Fertan is the German-developed rust converter, manufactured in Germany over 30 years ago and used across the European classic-car restoration trade ever since, that has built a strong reputation for its ability to chemically stop and convert existing rust in situations where complete metal renewal is not practical. Rust is removed by chemical conversion: the active iron oxide is transformed into a stable, inert compound that no longer attacks the surrounding steel. The product is water-based, a tannic-acid and surfactant solution, and is applied directly to rusty steel, where it reacts with the iron oxide to produce a stable black iron-tannate film. The converted surface is no longer actively rusting and can be painted over directly without further treatment.
How Fertan Works
Conventional iron oxide (red rust) is unstable in the presence of moisture, it continues to react with the underlying metal as long as moisture is available, progressively consuming the steel. Tannic acid reacts chemically with the iron oxide, forming iron tannate, a stable, water-resistant, black compound that does not continue to react with the metal underneath. Fertan delivers the tannic acid to the rusty surface in a controlled formulation that also includes a wetting surfactant (helping the solution penetrate into pitting and crevices), a chelating agent (binding free iron in the rust), and a slow-acting catalyst that drives the conversion reaction to completion over the 24 to 48 hours after application.
Application and Use
Fertan is applied by brush, by spray, or by injection into closed cavities. The surface is prepared by wire-brushing or sanding to remove loose flake rust, heavy scale is not the right target for the product. The treated surface is left to cure for 24 to 48 hours at workshop temperature, after which any residual product is rinsed off with clean water (this is a water-based product, not solvent-based), and the surface is allowed to dry fully before painting. The dried, converted surface can be painted with any standard primer-and-topcoat system, Fertan does not interfere with subsequent paint adhesion, unlike some older rust-converter products that left a non-paintable film.

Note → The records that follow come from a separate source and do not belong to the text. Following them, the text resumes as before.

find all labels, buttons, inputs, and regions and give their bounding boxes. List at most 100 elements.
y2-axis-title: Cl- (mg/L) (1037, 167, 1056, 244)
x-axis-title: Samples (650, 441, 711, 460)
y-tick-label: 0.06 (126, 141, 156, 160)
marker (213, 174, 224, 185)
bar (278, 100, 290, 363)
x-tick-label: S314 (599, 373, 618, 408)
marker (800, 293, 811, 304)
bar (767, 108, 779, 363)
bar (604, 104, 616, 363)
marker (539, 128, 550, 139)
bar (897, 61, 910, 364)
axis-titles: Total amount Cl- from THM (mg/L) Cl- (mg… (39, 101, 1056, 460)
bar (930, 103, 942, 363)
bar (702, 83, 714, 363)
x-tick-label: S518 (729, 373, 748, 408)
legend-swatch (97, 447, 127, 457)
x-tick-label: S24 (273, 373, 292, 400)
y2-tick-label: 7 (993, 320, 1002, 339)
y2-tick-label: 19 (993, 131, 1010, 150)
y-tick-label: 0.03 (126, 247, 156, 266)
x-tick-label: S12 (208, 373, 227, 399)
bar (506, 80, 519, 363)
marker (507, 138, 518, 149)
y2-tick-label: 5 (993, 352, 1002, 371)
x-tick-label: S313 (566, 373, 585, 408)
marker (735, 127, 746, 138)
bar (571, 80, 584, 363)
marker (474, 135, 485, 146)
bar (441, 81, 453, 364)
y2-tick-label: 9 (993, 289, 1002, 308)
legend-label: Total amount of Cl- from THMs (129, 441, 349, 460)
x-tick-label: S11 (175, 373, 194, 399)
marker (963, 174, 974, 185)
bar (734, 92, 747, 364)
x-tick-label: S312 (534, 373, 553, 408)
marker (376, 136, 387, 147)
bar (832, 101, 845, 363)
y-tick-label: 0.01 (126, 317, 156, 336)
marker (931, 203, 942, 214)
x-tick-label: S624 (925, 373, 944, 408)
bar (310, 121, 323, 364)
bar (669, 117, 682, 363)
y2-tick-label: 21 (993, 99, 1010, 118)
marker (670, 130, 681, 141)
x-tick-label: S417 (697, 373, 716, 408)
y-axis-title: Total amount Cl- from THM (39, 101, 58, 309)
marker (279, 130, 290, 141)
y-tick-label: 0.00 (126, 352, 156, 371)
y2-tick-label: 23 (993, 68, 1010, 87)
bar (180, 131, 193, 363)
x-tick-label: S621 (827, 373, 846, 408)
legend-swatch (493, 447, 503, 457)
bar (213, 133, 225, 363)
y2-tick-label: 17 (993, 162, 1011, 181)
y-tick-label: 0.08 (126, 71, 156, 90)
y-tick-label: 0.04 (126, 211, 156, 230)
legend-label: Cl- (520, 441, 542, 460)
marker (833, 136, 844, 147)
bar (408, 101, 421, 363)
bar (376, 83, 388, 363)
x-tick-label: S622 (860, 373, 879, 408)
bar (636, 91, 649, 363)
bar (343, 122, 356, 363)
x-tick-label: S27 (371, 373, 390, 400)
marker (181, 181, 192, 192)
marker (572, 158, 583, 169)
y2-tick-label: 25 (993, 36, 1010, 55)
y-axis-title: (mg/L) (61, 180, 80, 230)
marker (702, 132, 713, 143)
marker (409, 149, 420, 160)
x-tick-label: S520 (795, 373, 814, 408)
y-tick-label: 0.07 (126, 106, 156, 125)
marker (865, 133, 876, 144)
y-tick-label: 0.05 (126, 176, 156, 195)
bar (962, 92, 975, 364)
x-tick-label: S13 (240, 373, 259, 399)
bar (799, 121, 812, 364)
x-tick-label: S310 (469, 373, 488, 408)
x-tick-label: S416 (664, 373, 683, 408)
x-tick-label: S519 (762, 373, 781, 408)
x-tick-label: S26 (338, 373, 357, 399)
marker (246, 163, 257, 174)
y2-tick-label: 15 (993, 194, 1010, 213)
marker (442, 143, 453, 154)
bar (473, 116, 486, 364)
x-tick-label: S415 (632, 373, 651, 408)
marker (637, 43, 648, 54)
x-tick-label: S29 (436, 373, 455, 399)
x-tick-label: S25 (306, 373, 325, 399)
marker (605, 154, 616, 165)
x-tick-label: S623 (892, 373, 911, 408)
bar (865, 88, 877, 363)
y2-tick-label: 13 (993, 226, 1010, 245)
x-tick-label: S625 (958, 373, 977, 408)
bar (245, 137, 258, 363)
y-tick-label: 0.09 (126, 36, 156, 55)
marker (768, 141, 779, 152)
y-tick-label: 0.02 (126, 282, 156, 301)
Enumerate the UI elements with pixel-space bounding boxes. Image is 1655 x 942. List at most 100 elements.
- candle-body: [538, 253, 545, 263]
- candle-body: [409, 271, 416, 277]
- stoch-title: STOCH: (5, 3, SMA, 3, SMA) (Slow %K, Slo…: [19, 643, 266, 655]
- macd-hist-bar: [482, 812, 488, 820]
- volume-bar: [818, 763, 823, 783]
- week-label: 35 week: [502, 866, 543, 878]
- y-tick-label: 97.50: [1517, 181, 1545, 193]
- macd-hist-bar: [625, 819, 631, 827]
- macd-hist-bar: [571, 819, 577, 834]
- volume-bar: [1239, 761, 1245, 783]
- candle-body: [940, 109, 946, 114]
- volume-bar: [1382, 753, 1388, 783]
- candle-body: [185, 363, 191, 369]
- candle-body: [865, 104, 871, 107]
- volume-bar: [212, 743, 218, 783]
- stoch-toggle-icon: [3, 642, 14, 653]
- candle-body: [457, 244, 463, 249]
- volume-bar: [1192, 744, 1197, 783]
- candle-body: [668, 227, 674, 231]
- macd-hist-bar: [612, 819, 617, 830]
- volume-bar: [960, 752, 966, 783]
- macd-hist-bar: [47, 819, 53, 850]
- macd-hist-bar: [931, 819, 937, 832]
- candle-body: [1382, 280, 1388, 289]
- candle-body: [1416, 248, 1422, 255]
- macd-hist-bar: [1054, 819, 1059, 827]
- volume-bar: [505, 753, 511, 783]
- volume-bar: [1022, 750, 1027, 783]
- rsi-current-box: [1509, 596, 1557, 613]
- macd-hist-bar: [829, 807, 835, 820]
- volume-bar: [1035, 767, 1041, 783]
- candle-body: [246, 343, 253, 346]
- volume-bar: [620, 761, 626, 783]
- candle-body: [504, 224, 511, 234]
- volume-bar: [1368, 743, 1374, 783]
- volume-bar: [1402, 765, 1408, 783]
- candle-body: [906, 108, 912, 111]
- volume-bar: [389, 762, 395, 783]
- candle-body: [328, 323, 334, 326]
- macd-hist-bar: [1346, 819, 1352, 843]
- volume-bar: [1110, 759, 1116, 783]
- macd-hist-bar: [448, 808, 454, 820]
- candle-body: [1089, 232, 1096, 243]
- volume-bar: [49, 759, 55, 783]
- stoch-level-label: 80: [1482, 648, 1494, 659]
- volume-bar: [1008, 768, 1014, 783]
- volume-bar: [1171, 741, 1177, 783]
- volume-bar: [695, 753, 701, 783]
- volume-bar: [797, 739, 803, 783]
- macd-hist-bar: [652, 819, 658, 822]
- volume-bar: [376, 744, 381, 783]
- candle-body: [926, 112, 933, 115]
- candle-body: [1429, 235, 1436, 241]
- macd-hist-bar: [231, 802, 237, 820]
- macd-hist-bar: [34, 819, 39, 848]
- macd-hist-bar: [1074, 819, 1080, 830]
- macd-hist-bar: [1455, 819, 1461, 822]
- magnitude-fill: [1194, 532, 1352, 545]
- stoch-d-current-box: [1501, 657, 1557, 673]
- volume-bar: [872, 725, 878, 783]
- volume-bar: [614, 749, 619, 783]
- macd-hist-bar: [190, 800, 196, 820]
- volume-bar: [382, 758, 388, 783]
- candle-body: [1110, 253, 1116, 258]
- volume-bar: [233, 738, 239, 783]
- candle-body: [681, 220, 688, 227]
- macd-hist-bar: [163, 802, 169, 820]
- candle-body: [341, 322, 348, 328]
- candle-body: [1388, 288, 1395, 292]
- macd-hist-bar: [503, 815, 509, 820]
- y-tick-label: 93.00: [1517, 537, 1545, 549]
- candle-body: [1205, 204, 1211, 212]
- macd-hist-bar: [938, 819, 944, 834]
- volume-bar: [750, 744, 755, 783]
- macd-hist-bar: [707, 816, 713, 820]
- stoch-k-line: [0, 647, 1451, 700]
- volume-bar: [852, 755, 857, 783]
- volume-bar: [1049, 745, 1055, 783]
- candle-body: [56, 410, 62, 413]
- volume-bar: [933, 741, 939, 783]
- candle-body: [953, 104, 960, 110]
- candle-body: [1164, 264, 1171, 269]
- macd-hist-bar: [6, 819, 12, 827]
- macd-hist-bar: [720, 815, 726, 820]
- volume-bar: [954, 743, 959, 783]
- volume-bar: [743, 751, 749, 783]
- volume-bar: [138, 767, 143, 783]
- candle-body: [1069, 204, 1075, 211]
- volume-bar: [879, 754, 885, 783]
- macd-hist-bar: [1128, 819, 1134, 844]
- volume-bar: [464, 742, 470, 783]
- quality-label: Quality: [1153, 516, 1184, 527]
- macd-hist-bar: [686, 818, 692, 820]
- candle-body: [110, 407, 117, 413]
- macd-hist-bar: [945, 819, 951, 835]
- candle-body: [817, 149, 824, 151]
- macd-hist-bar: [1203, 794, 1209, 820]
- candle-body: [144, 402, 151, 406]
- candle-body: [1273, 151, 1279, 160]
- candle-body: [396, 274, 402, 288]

Specific Use Cases on a Classic
Fertan is particularly valuable in three classic-car restoration situations. First, on the inside faces of fitted panels, where a workshop cannot strip back to bare metal because access is limited but where the existing rust needs to be stopped before the panel is re-protected. Second, on chassis rails and box sections behind suspension components, where removing the suspension to access the steel would be a substantial undertaking but where injection of Fertan through a small access hole reaches the surface. Third, on heavily-pitted but structurally-sound steel, where a wire-brush preparation has removed the loose flake but the pitting holds residual rust that conventional paint would simply seal in rather than resolve.
In each case, Fertan converts what is there into a stable film that can then be re-protected with appropriate paint or cavity wax.